Chris Cillizza of The Fix said both decisions will give more momentum to pro-gay marriage advocates around the country:
Had the Court upheld DOMA and/or overturned the Prop. 8 decision by the lower courts, it would have almost certainly emboldened the forces pushing for marriage to remain as between one man and one woman. That movement was vibrant in the mid 2000s — remember that in 2004 the presence of a gay marriage ban on the ballot in 11 states was widely credited with turning out GOP voters and ensuring President Bush's re-election victory — but has faded of late. (Three states legalized same sex marriage via ballot initiative in 2012.)
But, the Court didn't do that — and, in fact, in regards DOMA, they did the opposite. What that means, from a practical political perspective, is that the movement toward the legalization of gay marriage that we have seen in public opinion polls in recent years will either hold steady or perhaps even increase.
The truth is that even before the Court handed down its rulings on DOMA and Prop. 8 today, the writing was on the political wall. It's why a number of prominent Republican political operatives signed on to an amicus brief in support of gay marriage during the Prop. 8 arguments before the Supreme Court.

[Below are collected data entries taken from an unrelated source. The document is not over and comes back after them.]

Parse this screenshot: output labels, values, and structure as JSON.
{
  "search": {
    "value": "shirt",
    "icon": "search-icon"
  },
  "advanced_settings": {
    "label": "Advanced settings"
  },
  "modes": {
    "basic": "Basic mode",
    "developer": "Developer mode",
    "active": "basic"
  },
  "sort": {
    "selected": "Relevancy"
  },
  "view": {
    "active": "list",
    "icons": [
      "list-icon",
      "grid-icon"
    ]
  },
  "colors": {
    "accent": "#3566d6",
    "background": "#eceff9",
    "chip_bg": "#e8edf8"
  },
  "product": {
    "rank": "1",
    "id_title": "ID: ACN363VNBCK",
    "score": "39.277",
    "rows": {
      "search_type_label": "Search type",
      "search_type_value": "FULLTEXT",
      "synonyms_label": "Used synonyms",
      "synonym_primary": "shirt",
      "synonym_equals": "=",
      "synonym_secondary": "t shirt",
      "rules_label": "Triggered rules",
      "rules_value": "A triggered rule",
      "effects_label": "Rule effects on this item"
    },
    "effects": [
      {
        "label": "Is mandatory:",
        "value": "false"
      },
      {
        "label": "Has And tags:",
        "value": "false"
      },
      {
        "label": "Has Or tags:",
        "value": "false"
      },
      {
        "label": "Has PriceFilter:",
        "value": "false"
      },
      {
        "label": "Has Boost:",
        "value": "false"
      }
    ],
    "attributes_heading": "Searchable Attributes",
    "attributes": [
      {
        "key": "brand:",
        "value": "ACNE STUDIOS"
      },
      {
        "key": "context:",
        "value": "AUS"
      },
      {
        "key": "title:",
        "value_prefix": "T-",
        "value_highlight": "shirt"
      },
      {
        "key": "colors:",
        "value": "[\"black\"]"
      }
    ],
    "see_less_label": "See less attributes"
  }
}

Today's ruling will only further that movement as states — both legislatively and through the electoral process — may, emboldened by the Court's decision, move to legalize gay marriage.
John Marshall at Talking Points Memo points out an important consequence of the DOMA decision in the context of the immigration bill under consideration in the Senate:
One threat haunting the immigration reform legislative debate was that the bipartisan coalition supporting comprehensive immigration reform would come apart over providing equal rights to same-sex married couples in the context of US immigration law. The DOMA decision largely ends that debate since the federal government is no longer able to discriminate between opposite sex and same sex couples married in US states where it is legal.
The DOMA ruling will also have an impact on health care legislation and same-sex couples' ability to access federal health benefits, writes Tara Culp-Ressler at ThinkProgress:
Essentially, when Americans get health care through their job, their employer pays part of the premium for that insurance plan. Many of those Americans may opt for a family plan that also covers their spouse. Under the current federal tax code, Americans can't be taxed on the amount of money that their employer puts toward covering the cost of their spouse's premium. But, while DOMA stood, the federal government couldn't count same-sex couples as part of that rule. LGBT couples who were legally married ended up being taxed more for their health care than straight couples who were legally married. Now that DOMA is gone, some married same-sex couples won't pay the federal government more for sharing the same health plan.
DOMA's demise may indirectly affect LGBT individuals' ability to afford health benefits, too. Once same-sex couples aren't denied the same types of other federal tax benefits and worker protections that they were under DOMA, their financial stability will probably be improved. The current discrimination against LGBT people is one of the biggest reasons that they are disproportionately likely to be low-income, unemployed, and uninsured.